TL;DR overview
- Claude Fable 5 built a capable Java module in 13 minutes with concurrency handling and its own test suite, but SonarQube Cloud's quality gate caught a HIGH-severity security vulnerability and insufficient coverage.
- The model defended against path traversal in filenames while missing an insecure temporary directory on the same upload feature, which is a gap between training-data patterns and OS-level domain knowledge.
- The findings included some of the same categories SonarQube catches in developer-written code: duplicated strings, deprecated APIs, insecure API calls. Existing quality infrastructure works for AI-generated pull requests without AI-specific configuration.
- AI coding agents introduce bugs non-deterministically; you can't predict which vulnerabilities will appear on a given run.
Claude Fable 5 launched on June 9, 2026, as Anthropic's most capable coding model, and we wanted to see what its output looks like when it works without a quality feedback loop. We gave it microsoft/gctoolkit, a real open-source Java codebase with JPMS modules, and asked it to build a REST API module from a single prompt while running no static analysis and no quality gate during the session. The model produced 1,222 lines of working code in roughly 13 minutes, and when we scanned the pull request with SonarQube Cloud, the quality gate failed because of a HIGH-severity security vulnerability and insufficient test coverage.
The experiment
We used Claude Code with the claude-fable-5 model in a clean session with no quality tools: no SonarQube MCP Server, no Agentic Analysis, and no CLAUDE.md rules file. The model worked entirely from training knowledge and what it read by browsing the codebase during the session, which uses JPMS modules that require precise dependency and export declarations. We gave it this prompt:
Add a REST API module to gctoolkit that lets users upload a GC log file via HTTP and get back the analysis results as JSON. Include endpoints for uploading a log, getting pause time stats, and heap occupancy data.
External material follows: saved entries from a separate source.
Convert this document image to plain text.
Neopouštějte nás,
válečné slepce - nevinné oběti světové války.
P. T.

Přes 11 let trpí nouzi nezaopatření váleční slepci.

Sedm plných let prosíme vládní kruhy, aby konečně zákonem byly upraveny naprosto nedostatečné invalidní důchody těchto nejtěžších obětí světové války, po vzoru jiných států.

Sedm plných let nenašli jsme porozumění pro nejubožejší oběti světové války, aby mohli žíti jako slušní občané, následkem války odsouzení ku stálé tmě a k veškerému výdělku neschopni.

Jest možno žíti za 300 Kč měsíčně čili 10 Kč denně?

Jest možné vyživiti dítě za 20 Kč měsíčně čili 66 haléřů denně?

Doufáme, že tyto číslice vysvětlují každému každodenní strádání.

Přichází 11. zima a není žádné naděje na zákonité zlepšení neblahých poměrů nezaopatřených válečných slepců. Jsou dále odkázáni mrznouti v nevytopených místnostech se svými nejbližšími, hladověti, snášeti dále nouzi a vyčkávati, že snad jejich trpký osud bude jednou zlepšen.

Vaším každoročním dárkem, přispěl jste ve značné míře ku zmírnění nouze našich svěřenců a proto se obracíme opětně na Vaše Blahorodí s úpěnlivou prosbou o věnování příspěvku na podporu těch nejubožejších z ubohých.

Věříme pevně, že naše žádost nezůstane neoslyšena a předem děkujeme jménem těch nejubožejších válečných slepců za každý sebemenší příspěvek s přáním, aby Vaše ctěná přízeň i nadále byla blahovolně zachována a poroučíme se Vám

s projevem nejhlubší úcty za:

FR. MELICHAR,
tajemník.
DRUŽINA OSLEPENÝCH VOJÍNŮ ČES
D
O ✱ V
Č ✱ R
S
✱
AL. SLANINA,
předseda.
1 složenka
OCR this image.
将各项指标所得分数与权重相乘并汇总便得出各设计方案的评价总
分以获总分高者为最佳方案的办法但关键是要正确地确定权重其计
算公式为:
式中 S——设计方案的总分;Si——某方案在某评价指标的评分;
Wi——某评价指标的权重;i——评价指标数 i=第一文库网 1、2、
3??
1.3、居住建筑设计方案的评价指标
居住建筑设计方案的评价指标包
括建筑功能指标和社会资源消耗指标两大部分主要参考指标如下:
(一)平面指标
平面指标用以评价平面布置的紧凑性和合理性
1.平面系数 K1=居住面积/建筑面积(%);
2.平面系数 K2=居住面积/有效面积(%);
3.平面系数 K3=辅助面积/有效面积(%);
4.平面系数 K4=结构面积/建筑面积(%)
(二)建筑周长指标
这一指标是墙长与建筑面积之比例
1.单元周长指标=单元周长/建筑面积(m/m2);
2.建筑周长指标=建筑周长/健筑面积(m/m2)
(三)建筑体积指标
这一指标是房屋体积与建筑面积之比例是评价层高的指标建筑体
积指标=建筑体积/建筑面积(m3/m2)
In about 13 minutes, the model consumed approximately 165,000 output tokens across 45 tool calls and produced 15 files (10 source, 2 test, 3 config/doc) totaling 1,222 lines. It read the codebase, chose a framework, built the module, wrote and ran tests, smoke-tested the running server with curl, and created the pull request in a single autonomous pass. This is one experiment with one task on one codebase, not a benchmark. We ran the task twice to test reproducibility, both results are discussed in non-deterministic failure modes. Sonar's LLM Leaderboard evaluates code quality and security across models at larger scale.

The quality gate failed

An insecure temporary directory in the file upload handler (java:S5443, HIGH severity, security impact) drove the security rating to D. Coverage landed at 76.7% against an 80% threshold because the model wrote tests that validated behavior (does the API return the right JSON?) while leaving enough branches unexercised to miss the bar, and without quality gate feedback during the session it had no way to know the target. SonarQube Cloud found 10 issues total across the pull request.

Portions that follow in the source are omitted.